I like lamb. But I’d be lying if I said I loved it. In the U.S., lamb was a delicacy for me. I’d only eat it once every few months if I was lucky. Britain is so brimming with Middle Eastern dining that lamb is unavoidable. In London, it’s in half the dishes. By this point, I’m sick of seeing lamb in everything and would just love an American cheeseburger with bacon.

America is the home of greasy foods. Fast food like hamburgers and french fries define our cuisine to the rest of the world. Yet when picturing the dining options for the United Kingdom, all that really comes to mind are fish and chips. I chose to study abroad in a part of the world that is hardly regarded for its cuisine. Now my stomach is feeling the consequences.

As a study abroad student at Webster’s London campus, Regent’s American College London, my food journey naturally started in the school cafeteria. There I’m offered an assortment of different dishes, some which clearly try to replicate American meals. The problem with the cafeteria is that everything tastes bland. Somehow the simplest foods make me want the American equivalent. So that’s a bad place from which to judge British food.

Venturing farther off campus yields exactly what you would expect from a commercialized focal point in London: chain restaurants. Chains everywhere. I didn’t leap across the pond to sit in a McDonald’s and eat off the Savers Menu. I came to eat genuine British food. And go to school and write things.

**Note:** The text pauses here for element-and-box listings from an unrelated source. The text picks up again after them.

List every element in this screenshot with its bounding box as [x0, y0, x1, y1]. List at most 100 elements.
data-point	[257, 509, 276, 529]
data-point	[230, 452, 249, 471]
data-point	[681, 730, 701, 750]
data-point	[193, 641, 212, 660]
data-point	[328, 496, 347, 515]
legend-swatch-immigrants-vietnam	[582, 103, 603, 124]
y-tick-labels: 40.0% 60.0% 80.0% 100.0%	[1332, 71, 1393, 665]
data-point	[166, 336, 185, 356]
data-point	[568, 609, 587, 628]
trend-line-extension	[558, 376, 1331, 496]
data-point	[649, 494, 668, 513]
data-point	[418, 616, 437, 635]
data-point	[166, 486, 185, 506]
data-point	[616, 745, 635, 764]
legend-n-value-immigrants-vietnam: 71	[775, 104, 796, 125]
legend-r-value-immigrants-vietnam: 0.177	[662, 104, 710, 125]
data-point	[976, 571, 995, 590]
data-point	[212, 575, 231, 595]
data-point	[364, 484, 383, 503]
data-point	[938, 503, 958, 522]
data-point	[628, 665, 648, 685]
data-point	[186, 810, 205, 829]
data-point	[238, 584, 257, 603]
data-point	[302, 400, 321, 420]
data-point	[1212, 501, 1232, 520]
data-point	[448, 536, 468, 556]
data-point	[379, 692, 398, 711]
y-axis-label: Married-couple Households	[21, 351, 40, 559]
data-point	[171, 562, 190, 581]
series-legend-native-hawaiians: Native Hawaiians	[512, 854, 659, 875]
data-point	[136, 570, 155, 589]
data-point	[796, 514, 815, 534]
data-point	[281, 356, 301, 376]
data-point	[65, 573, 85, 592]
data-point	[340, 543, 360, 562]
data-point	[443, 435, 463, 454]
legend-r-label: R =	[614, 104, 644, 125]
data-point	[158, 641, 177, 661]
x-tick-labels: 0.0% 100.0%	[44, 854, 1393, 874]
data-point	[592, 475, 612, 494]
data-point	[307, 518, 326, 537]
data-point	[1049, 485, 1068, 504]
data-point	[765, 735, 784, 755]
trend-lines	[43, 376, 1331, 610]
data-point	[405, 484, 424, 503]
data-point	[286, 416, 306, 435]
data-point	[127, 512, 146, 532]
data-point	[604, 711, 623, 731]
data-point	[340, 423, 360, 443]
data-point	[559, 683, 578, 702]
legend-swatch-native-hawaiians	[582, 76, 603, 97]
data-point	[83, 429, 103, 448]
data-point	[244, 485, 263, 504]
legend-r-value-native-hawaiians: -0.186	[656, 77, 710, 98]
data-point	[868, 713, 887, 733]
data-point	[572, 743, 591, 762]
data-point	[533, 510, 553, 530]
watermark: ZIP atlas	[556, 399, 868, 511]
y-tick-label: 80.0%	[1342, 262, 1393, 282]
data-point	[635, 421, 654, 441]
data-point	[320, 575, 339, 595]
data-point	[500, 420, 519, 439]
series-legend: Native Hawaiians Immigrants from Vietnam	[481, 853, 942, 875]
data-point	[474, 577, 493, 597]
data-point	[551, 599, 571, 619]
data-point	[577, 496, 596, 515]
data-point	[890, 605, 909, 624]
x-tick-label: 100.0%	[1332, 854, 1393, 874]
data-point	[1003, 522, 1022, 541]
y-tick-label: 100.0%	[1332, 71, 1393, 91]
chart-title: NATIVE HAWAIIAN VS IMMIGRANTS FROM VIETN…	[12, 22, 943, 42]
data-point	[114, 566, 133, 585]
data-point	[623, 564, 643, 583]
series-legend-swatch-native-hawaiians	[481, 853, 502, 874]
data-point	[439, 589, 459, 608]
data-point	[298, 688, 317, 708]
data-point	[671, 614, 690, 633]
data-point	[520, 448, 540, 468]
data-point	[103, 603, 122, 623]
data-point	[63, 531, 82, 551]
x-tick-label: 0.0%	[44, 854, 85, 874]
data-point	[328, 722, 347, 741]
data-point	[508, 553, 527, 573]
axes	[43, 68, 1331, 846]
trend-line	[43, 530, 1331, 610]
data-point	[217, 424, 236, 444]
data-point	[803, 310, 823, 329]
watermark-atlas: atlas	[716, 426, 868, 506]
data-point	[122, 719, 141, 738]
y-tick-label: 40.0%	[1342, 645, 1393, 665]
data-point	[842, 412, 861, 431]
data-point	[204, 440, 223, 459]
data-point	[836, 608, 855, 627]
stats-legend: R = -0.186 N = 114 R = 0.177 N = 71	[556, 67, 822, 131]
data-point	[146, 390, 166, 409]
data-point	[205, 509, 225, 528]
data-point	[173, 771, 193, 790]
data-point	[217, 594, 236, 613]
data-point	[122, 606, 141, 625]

Authentic food came in the form of the British classic: fish and chips. I told myself it would be one of the best things I have ever eaten. It wasn’t really. The fish was bland and just decent, so I was left disappointed in the end. Sure, some restaurants have better methods of making them than others, but so far I’m hardly impressed.

Americans may wonder what else qualifies as pub food. Well, sausage and potatoes topped off with a bit of gravy for starters, but it’s nothing out of the ordinary. Most other pub dishes, such as a burger or sandwich, are in this same category. The idea of pub food seems glorified in the U.S. and likely so—it’s unexplored territory for many. I’ll tell you now that it’s not overtly special.

This is because pub culture isn’t really about the food, it’s about the pint. The well-deserved drink after a long work day. Londoners will be seen in pubs at all hours of the day drinking and having a good time. There is much more emphasis on what a person is drinking rather than eating. I’ve seen snack foods like chips more than full entrees inside pubs.

Unfortunately, if you try to explore the foods of London beyond pubs, you’ll likely be left with the wonders of the Middle East—wonders meaning lamb. Not that this is bad in the slightest, but I’ve seen enough Indian and Persian restaurants to last me a good while. Yet this cuisine has molded with British dining to the point that food here is commonly Indian, Thai or Persian.

So the choices remain: worldwide chain restaurants, pub food, or Middle Eastern cuisine. That’s about it in London. I suppose I had high expectations for my meals here, but food just isn’t a focus in British culture. If Britain is on the trip list, don’t arrive with expectations of an unexplored cuisine. The area has defined it’s cuisine by molding the signature foods of other cultures together. If you do end up coming overseas, I’ll be here with my Pizza Hut and tasteless cafeteria curry.